Pfleger soll sich an Autistin vergangen haben
Amtsgericht verhandelt sexuellen Übergriff
FRIEDRICHSHAFEN - Ein Krankenpfleger muss sich seit Dienstag vor dem Amtsgericht verantworten. Die Staatsanwaltschaft wirft ihm vor, sich an einer pflegebedürftigen Frau vergangen zu haben. Ein Urteil erging noch nicht. Die Verhandlung wird am 25. April mit einem Termin am vermeintlichen Tatort fortgesetzt.
„Versuchter sexueller Missbrauch von von Kranken und Hilfsbedürftigen in Einrichtungen“: So lautet die juristische Formulierung für eine Straftat, die ein 55-jähriger Pfleger in einem Heim im Bodenseekreis begangenen haben soll. Konkret handelt es sich um einen Vorfall vom Abend des 20. Juli 2016. Es ist gegen 18.30 Uhr, als ein Heilerzieher das Zimmer einer schwer behinderten, autistischen Frau aufsucht. Er vermutet die 36-Jährige im Badezimmer und öffnet die Schiebetür. Was er dann sieht, schockiert ihn. Die Frau ist über die Toilette gebeugt, die Hose bis zu den Knien hinuntergelassen, hinter ihr steht ein Kollege in eindeutiger Position. Beide erschrecken. Sie zieht die Hose hoch, der Kollege dreht ihm schnell den Rücken zu. Im Spiegel jedoch sieht der Heilerzieher, dass bei seinem Kollegen die Hose geöffnet ist – und dass er erregt ist. Anschließend löst sich die Situation auf, ohne dass gesprochen wird. Die beiden Betreuer verlassen das Zimmer und verrichten ihre Arbeit weiter. Erst nach Dienstschluss ruft der Heilerzieher seinen Vorgesetzten an und bittet um ein Gespräch. Dort schildert er, was er beobachtet hat. Diese Version des vermeintlichen Tatablaufs, die er schon während der polizeilichen Ermittlungen geschildert hatte, hielt der Heilerzieher auch vor Gericht aufrecht. Zur Hauptverhandlung war es gekommen, weil der beschuldigte Kollege Einspruch gegen einen Strafbefehl eingelegt hatte. Dessen Inhalt: neun Monate Gefängnis auf Bewährung.

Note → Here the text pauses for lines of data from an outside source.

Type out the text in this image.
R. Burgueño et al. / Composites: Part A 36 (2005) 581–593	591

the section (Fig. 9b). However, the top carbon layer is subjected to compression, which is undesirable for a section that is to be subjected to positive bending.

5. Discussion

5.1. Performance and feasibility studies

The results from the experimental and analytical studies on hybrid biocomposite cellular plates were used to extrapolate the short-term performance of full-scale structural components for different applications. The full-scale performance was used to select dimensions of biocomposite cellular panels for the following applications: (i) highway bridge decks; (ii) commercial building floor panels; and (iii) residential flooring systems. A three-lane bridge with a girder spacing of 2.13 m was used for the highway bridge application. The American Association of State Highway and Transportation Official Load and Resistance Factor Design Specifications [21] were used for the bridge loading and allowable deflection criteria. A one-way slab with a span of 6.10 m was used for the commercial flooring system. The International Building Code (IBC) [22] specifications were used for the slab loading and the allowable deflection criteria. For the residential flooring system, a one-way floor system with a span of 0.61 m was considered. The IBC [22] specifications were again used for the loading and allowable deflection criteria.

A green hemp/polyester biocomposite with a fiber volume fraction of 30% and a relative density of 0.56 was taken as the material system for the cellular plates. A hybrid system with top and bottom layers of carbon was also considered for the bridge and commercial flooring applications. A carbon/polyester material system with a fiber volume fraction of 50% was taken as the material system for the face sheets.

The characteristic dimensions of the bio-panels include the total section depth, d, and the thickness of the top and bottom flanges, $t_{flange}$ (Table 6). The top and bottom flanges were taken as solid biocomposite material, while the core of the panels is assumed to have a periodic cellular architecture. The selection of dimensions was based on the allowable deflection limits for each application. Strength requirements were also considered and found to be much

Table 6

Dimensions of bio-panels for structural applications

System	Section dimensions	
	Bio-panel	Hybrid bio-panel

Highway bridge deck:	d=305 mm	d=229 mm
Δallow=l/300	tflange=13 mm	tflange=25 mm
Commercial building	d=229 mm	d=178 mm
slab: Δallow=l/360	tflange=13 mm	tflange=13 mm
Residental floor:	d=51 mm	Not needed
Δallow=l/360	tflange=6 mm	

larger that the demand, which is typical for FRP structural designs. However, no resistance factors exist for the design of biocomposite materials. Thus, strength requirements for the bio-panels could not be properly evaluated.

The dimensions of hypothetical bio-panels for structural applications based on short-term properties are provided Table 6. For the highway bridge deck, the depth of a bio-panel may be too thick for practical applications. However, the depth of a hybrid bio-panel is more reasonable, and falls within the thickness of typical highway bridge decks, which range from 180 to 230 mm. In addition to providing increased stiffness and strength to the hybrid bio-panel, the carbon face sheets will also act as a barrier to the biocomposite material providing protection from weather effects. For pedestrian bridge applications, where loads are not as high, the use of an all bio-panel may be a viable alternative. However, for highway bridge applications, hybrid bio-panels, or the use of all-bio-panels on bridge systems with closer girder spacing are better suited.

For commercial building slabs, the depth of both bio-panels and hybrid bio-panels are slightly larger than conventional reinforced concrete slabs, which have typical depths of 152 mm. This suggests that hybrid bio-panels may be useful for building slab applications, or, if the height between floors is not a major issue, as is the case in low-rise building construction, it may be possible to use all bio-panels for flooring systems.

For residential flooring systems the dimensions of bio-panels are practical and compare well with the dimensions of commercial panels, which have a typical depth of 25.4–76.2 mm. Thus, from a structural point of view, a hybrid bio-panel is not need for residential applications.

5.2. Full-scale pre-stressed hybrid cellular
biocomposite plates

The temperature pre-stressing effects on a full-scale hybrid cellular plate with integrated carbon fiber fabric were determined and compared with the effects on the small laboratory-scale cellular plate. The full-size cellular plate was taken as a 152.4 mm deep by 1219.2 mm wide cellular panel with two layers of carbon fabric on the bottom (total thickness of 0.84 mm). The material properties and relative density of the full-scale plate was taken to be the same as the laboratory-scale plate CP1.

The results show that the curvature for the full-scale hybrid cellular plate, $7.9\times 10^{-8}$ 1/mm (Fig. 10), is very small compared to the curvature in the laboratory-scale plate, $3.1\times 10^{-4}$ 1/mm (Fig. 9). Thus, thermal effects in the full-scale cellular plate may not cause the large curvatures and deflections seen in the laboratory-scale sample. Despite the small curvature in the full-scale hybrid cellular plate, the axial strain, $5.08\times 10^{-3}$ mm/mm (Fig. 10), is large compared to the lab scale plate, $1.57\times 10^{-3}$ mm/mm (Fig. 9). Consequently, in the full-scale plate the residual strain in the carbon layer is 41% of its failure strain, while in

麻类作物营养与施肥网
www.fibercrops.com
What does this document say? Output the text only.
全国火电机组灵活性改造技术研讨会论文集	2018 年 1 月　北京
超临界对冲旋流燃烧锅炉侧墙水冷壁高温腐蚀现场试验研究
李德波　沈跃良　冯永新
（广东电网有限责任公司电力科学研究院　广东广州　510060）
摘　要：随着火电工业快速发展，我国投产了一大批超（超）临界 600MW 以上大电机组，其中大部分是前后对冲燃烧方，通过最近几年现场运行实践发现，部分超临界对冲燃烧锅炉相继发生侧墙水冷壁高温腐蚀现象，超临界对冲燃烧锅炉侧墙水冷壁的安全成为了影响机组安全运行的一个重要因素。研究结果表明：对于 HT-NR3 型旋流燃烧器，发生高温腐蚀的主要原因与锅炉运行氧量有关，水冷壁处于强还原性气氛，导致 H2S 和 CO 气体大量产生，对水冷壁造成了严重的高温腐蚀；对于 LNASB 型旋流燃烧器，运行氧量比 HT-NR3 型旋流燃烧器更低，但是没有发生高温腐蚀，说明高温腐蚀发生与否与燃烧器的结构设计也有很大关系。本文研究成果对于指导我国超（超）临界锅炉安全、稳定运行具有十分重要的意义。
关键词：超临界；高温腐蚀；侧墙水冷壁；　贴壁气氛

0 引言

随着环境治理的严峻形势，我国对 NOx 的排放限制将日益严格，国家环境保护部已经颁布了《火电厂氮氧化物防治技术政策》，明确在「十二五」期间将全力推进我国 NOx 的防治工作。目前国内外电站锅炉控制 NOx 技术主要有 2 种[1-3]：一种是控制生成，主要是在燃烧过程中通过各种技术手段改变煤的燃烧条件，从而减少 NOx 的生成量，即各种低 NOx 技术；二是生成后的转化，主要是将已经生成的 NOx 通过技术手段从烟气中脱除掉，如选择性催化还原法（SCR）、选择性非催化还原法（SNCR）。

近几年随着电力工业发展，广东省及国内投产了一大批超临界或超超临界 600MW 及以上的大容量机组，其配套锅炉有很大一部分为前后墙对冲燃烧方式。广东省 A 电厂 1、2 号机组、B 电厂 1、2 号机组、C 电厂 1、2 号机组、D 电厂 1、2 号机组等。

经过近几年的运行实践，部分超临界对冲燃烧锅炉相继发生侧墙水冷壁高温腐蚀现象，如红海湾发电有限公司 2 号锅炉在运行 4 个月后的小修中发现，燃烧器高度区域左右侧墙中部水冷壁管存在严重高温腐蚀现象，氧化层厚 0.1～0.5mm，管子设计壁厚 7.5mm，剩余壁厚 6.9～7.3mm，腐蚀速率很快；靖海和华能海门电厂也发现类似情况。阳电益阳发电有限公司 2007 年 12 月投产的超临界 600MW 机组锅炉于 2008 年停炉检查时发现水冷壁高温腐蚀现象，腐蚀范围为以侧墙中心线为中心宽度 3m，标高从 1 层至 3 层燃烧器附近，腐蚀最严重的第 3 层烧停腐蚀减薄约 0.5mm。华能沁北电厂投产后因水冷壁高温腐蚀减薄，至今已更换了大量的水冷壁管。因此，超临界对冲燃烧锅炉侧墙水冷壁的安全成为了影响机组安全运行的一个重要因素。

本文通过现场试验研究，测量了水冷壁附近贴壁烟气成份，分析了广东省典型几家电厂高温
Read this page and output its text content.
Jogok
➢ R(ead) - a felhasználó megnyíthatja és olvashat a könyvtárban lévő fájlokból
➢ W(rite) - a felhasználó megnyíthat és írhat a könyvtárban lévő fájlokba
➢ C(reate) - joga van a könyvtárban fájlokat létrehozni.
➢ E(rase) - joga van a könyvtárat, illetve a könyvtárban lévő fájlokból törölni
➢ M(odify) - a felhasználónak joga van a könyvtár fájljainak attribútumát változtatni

„Mir ist sehr wohl bewusst, was das auslöst. Aber ich würde das jederzeit wieder tun, denn was hier gelaufen ist, ist ein No-go“, betonte der Hauptzeuge. Er sei sich hundertprozentig sicher, was er gesehen habe. Warum er nicht gleich den Kollegen zur Rede gestellt hat? „Ich war verwirrt, wütend und auch geschockt.“
Der Angeklagte wies die Beschuldigungen vehement zurück und erklärte wortreich, wie jener Tag im Juli abgelaufen sei. Schon mittags, als die Arbeiten verteilt wurden, sei eine „ganz spezielle Situation“im vierköpfigen Kollegenkreis entstanden. Er deutete an, dass der Heilerzieher nicht zufrieden gewesen sei mit der ihm zugewiesenen Aufgabe.
Blick in die Unterhose
Am Abend, sagte der 55-Jährige, habe er die behinderte Frau zu ihrem Zimmer begleitet, um nachzuschauen, ob sie ihre Regelblutung habe. Das sei ein durchaus üblicher Vorgang, bekräftigte er, geschlechtergetrennt werde in der Einrichtung nicht gearbeitet. Er habe sie aufgefordert, ihm ihre Unterhose zu zeigen. Als sie die Hose wieder hochzogen habe, sei der Heilerzieher in der Tür erschienen. Auch der Angeklagte sagte aus, dass zunächst nichts gesprochen worden sei und der Dienst „normal“zu Ende gegangen sei. Als dann um 20.15 Uhr sein Telefon geklingelt habe und er mit dem angeblichen Übergriff konfrontiert wurde, sei er „völlig sprachlos“gewesen.
Der 55-Jährige erklärte, dass er sich als Opfer einer Falschbeschuldigung sieht – und ging in die Offensive. Seinem Kollegen warf er vor, alkoholkrank zu sein und nannte ihn „eine Person, zu der ich nicht gerade die Nähe suche“. Zudem pflege er ein „distanzloses Verhältnis“zum vermeintlichen Opfer.
Einen Anhaltspunkt für ein Motiv, eine Falschaussage abzugeben, lieferte die Verhandlung am Dienstag nicht. Sowohl der Heilerzieher als auch die Vorgesetzten wollen von Konflikten im Verhältnis der beiden nichts bemerkt haben.